In contrast, the auto industry is still facing a shortage of semiconductors, even with some products available in shorter delivery times.
“Production cannot move forward if a single semiconductor or component is missing, so there is no choice but to keep the rest of the components in inventory,” said the president of CoreStaff, a Tokyo-based semiconductor trading company.
It also remains a challenge to secure enough supply of semiconductors that rely on older production technology. Automotive semiconductors in particular are expected to remain in short supply throughout the year.
Not only are automakers ramping up production once again, the growing number of semiconductors each car requires is lifting the industry’s demand for chips. An average electric vehicle requires an estimated USD 1,600 worth of semiconductors compared with roughly USD 500 for gasoline-powered vehicles.
While demand for automotive chips is on the rise, the analysts see supplies of power semiconductors used to control electrical currents and analog semiconductors used for power supply management remaining under strain throughout 2023.

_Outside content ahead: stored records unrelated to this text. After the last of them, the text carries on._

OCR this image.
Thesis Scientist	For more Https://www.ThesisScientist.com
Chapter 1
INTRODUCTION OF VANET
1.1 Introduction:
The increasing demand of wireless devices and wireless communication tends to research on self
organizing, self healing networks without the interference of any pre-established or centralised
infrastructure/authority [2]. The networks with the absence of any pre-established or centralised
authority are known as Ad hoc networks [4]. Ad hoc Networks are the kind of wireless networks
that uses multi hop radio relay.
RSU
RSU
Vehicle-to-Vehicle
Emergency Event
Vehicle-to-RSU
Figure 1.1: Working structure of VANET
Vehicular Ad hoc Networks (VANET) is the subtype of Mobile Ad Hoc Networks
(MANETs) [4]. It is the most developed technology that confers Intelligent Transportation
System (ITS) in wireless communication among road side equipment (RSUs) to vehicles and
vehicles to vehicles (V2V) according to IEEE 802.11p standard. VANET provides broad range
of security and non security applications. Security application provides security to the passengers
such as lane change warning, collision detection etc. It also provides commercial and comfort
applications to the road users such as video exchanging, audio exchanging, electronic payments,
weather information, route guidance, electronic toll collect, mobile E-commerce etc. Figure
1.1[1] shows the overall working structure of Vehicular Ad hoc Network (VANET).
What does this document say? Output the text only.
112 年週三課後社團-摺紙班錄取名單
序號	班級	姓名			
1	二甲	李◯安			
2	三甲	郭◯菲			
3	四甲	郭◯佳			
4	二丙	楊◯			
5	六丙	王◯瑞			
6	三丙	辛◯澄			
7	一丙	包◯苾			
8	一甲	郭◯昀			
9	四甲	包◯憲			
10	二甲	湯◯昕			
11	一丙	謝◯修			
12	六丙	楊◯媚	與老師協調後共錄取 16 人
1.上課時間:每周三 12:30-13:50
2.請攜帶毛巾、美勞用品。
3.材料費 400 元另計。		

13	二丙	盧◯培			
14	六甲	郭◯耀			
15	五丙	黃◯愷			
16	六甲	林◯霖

“There is still little capital investment and supply for those parts is unlikely to increase rapidly,” according to major Japanese trading company Macnica Holdings.
According to a summary by US chip distributer Sourcengine, delivery estimates for power semiconductors have increased from between 31 weeks and 51 weeks as of the end of May, to between 39 weeks and 64 weeks as of November.
Both Toyota Motor and Honda Motor saw production in December fall short of planned levels due to chip shortages, and the companies will adjust operations of some Japan-based plants this month. Downward pressure on auto output is likely to continue due to limited supply of some chip products, according to Yuichi Koshiba of the Boston Consulting Group.
Some major automakers say part supplies will not return to normal until 2024.
If the global economic slowdown worsens, it will take longer to work through inventories, creating the risk of stronger headwinds to the chip market. Semiconductor companies are expanding supply capacity one after another, raising concerns that the recovery of the supply-demand balance will take even longer.
With government support, companies such as Intel and TSMC are scheduled to begin operations of new US chip plants in 2024. Micron and others have also announced large-scale investment plans.
Although investment in anticipation of long-term demand growth is essential, production capacity will rise sharply. If the pace exceeds the recovery of demand, the supply-demand balance for cutting-edge products may be strained further.
Individual respondents to the Nikkei survey were: Yuichi Koshiba of Boston Consulting Group; Jun Okamoto of KPMG Japan; Tetsuo Omori of Techno Systems Research; Yasuhiko Takeno of Global Net Corp.; Masahiko Ishino of Tokai Tokyo Research Institute; and Yasuo Imanaka of Rakuten Securities. Companies that contributed on a company-wide basis were CoreStaff, Macnica Holdings, Restar Holdings and Kaga Electronics.